A group of organizations called the Wisconsin Way has released a report on the future of the state's business and economic climate and proposes solutions to create new jobs and balance the state's budget. While there are a number of excellent suggestions within the report about such as eliminating the state's corporate tax and reducing our reliance on property taxes, I think that too much of the report focuses on government and what it can do to create jobs.
It goes without saying that state and local governments have a role in economic development and job creation, but we must focus that role as secondary to that of entrepreneurs and employers. It may sound like a minor distinction, but throughout all of the bailout debates and discussion of how to stimulate the economy, too few people recognize that government cannot replace private enterprise as the creator of jobs and wealth.
The role of government must be streamlined and reduced to that of a referee, it should make sure that everyone is playing fairly and "by the rules," but it should not be in the business of picking winners and losers. The free market does that, not government. I realize to many it sounds harsh but businesses that are run poorly must fail and reorganize so that they can become competitive again.

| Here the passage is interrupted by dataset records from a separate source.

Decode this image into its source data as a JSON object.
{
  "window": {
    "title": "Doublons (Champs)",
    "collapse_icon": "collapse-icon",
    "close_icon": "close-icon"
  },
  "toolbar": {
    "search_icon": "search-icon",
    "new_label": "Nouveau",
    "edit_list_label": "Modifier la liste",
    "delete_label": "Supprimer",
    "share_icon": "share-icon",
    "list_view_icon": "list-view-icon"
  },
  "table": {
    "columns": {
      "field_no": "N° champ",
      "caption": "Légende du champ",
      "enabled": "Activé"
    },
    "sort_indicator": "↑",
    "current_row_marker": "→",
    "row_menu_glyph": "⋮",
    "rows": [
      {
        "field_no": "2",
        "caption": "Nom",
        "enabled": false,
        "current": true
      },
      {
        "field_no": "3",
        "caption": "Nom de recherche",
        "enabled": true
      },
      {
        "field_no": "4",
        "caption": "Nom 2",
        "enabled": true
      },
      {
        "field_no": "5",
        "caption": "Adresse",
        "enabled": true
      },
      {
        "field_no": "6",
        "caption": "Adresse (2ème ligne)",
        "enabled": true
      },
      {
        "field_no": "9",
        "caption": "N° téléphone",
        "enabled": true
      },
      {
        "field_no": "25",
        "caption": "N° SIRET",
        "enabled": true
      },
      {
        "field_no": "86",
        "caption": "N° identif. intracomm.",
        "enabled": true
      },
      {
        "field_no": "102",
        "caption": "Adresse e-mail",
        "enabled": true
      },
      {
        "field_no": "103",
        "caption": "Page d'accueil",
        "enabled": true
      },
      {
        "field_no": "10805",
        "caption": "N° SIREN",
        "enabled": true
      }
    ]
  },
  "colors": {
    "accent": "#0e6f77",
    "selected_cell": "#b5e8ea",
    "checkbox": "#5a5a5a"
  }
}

Back to the Blueprint for Change, I do like a lot of their recommendations that focus on streamlining government, such as restricting the use of property taxes to those services actually tied to property or location and having the state contract with counties and municipalities for services rather than the blank check of shared revenues. If local governments contracted many of their services funded by shared revenue it could increase transparency and eliminate the duplication of services as each service would be itemized.

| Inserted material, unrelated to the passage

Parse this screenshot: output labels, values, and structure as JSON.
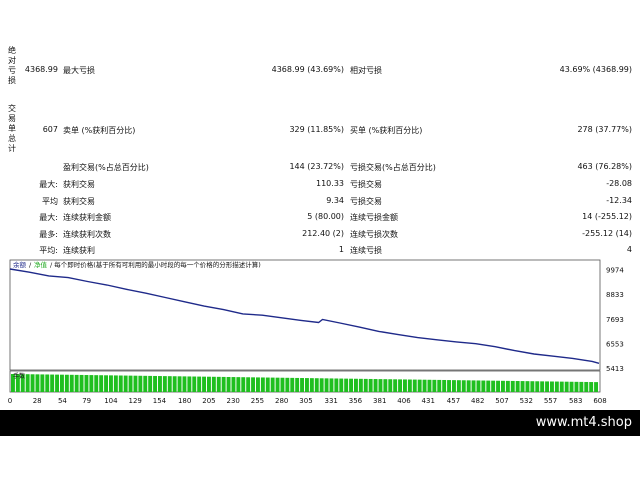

I do have some problems with the blueprint. I feel that too often it relies on incentives that target only specific, high-demand jobs and industries. While we certainly should encourage businesses to fill needed jobs, we should also be focused on creating a tax and regulatory system that is fair to all industries and encourages job creation in all sectors of the economy.

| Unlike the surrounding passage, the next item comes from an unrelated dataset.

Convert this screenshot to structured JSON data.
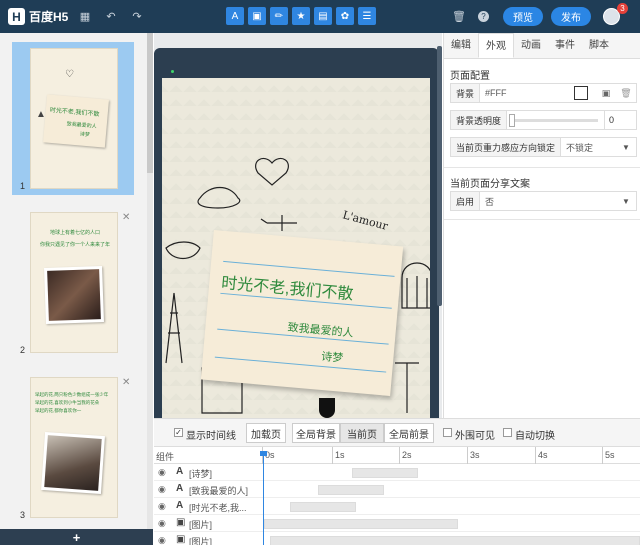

The blueprint also focuses a great deal on the brain drain Wisconsin is experiencing. We know that a lot of college graduates are leaving the state to find jobs, but how do we get them to stay? The Wisconsin Way suggests giving tuition breaks and tax credits to those who stay and work for 5 years after graduation. It's an interesting idea, but why not simply create a tax climate that is competitive with states that are attracting new grads? Again, if we follow the Wisconsin Way's blueprint it seems as though the state is picking the winners and losers - if you have the skills we want you get a deal, if not, well too bad.
There are suggestions within the Blueprint for Change that are worth a second look, and worth implementing, but I think it focuses too much on trying to pick and choose what sectors and industries should be here in Wisconsin. That is not the job of the government. We need to let businesses and entrepreneurs make those decisions and create a regulatory and tax system that encourages all sectors to grow.